The recent summit between the top leader of the Democratic People's Republic of Korea (DPRK) Kim Jong Un and U.S. President Donald Trump failed because the U.S. side lacked sincerity, DPRK Vice Foreign Minister Choe Son Hui said on Friday.
During a briefing held in Pyongyang, Choe said that Kim attended the summit in Vietnam's capital Hanoi with real expectations, hoping to implement the consensus he had reached with Trump during their Singapore summit in 2018. But the U.S. side was uncompromising and stuck in its political calculations, missing a golden opportunity to reach an agreement with the DPRK.
President Donald Trump and North Korean leader Kim Jong Un take a walk after their first meeting at the Sofitel Legend Metropole Hanoi hotel, Thursday, Feb. 28, 2019, in Hanoi. [Photo: AP/Evan Vucci]
Given how insincere the U.S. side has been, the DPRK doubts the necessity of maintaining the negotiations, Choe said.
The international community has no reason to continue to impose sanctions on the DPRK since the country had suspended nuclear tests for 15 months, Choe added, urging the UN Security Council to take a clear stance.
However, Choe emphasized that the personal relations between Kim and Trump are still firm despite the talks breaking down, and the DPRK hopes their good personal relations can push forward bilateral ties at the right time.

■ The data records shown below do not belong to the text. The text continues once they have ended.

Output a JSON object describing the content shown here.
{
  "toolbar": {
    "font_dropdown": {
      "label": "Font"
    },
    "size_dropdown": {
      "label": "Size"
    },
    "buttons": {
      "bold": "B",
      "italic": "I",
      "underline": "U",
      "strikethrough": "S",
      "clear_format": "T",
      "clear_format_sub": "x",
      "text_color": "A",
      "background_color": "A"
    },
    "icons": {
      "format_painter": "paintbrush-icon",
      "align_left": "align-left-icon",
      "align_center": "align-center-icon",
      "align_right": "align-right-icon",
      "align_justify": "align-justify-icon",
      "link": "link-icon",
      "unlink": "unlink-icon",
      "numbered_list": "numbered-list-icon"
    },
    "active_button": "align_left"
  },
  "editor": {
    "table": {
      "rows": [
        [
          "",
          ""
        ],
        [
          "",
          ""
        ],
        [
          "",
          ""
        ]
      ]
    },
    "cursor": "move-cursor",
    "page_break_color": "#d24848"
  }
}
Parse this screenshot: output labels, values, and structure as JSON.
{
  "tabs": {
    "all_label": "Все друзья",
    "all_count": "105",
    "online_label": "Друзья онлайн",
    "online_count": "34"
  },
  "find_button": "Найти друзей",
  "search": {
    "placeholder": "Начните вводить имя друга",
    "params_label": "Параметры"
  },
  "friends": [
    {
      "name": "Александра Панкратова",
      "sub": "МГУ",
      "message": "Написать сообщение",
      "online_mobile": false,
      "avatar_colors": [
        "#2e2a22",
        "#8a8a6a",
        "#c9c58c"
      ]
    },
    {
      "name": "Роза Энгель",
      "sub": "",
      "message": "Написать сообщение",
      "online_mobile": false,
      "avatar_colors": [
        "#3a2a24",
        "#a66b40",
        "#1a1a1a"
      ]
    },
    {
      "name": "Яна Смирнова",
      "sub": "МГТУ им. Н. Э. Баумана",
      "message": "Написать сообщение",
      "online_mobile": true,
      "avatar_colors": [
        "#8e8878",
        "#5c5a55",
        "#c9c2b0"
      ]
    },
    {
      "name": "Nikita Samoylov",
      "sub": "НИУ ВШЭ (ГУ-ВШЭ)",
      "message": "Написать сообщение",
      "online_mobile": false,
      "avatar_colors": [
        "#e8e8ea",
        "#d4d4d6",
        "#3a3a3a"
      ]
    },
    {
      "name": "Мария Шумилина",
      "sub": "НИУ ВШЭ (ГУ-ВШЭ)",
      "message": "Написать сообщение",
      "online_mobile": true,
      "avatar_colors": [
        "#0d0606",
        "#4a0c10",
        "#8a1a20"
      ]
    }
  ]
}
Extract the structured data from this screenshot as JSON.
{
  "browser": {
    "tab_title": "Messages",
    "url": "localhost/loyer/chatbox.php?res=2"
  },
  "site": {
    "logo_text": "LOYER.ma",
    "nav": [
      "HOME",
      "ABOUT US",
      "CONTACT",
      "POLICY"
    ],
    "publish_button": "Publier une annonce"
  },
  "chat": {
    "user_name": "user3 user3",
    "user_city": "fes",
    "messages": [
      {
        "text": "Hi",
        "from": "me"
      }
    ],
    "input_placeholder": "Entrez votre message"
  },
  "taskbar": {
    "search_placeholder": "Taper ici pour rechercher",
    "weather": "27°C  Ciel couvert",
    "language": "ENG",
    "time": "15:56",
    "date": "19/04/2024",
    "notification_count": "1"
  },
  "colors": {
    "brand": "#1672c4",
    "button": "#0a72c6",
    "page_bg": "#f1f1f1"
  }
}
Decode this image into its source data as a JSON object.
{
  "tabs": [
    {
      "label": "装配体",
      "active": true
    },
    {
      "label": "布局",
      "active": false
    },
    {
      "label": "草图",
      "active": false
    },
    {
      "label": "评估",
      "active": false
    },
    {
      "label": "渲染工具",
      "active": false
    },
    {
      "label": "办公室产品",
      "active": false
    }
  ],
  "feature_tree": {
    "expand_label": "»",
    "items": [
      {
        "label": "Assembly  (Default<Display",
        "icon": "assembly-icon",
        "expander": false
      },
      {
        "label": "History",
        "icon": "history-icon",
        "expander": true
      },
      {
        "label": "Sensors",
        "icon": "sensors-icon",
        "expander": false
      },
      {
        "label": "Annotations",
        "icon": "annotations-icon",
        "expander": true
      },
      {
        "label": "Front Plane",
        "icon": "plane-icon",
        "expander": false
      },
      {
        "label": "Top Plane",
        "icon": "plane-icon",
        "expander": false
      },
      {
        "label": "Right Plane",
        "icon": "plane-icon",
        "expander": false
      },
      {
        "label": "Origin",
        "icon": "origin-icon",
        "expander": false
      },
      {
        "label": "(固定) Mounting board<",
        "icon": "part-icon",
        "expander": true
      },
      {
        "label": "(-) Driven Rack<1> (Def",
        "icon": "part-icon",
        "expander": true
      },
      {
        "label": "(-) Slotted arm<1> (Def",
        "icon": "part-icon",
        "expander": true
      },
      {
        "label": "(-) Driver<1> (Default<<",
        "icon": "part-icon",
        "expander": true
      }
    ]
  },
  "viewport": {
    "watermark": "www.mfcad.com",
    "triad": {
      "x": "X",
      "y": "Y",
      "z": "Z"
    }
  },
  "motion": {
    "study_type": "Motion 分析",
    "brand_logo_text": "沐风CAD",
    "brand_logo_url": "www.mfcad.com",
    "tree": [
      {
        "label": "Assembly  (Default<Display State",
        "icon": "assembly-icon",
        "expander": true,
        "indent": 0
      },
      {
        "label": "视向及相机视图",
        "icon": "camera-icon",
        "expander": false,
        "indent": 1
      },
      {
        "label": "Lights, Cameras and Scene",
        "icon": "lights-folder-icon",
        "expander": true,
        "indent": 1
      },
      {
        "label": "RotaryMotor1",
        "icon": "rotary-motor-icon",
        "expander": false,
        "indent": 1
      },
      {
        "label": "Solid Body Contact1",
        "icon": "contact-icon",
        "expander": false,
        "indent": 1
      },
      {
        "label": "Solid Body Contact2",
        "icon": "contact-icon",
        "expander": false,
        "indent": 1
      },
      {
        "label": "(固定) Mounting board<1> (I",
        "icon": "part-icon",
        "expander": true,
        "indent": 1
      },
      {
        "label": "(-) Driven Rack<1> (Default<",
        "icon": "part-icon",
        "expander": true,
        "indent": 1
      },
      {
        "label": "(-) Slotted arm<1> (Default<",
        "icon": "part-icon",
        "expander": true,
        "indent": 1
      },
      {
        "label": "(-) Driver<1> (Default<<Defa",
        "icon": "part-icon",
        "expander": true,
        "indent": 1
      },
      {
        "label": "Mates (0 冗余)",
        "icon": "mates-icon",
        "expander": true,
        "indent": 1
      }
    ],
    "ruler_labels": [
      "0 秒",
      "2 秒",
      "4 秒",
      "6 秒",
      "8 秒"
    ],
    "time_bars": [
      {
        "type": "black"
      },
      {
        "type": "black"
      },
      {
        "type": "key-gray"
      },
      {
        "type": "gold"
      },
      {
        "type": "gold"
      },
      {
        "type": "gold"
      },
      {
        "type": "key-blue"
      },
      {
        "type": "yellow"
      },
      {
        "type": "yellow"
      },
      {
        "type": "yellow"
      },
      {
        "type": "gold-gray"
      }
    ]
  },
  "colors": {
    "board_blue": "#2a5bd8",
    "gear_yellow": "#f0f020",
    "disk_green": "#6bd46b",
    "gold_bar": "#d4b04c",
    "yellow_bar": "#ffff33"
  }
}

After ending the summit on Feb. 28 without reaching an agreement, Trump said at a press conference that there was "a gap" in what the DPRK and the United States were pursuing.
According to Trump, Kim demanded relief from sanctions against Pyongyang "in their entirety" in exchange for denuclearizing a "large portion" of the DPRK's nuclear program, something the United States could not agree to.
Dismissing Trump's claim, DPRK Foreign Minister Ri Yong Ho has said that DPRK only proposed partial removal of the sanctions, wanting those impeding the livelihood of their people to be removed first.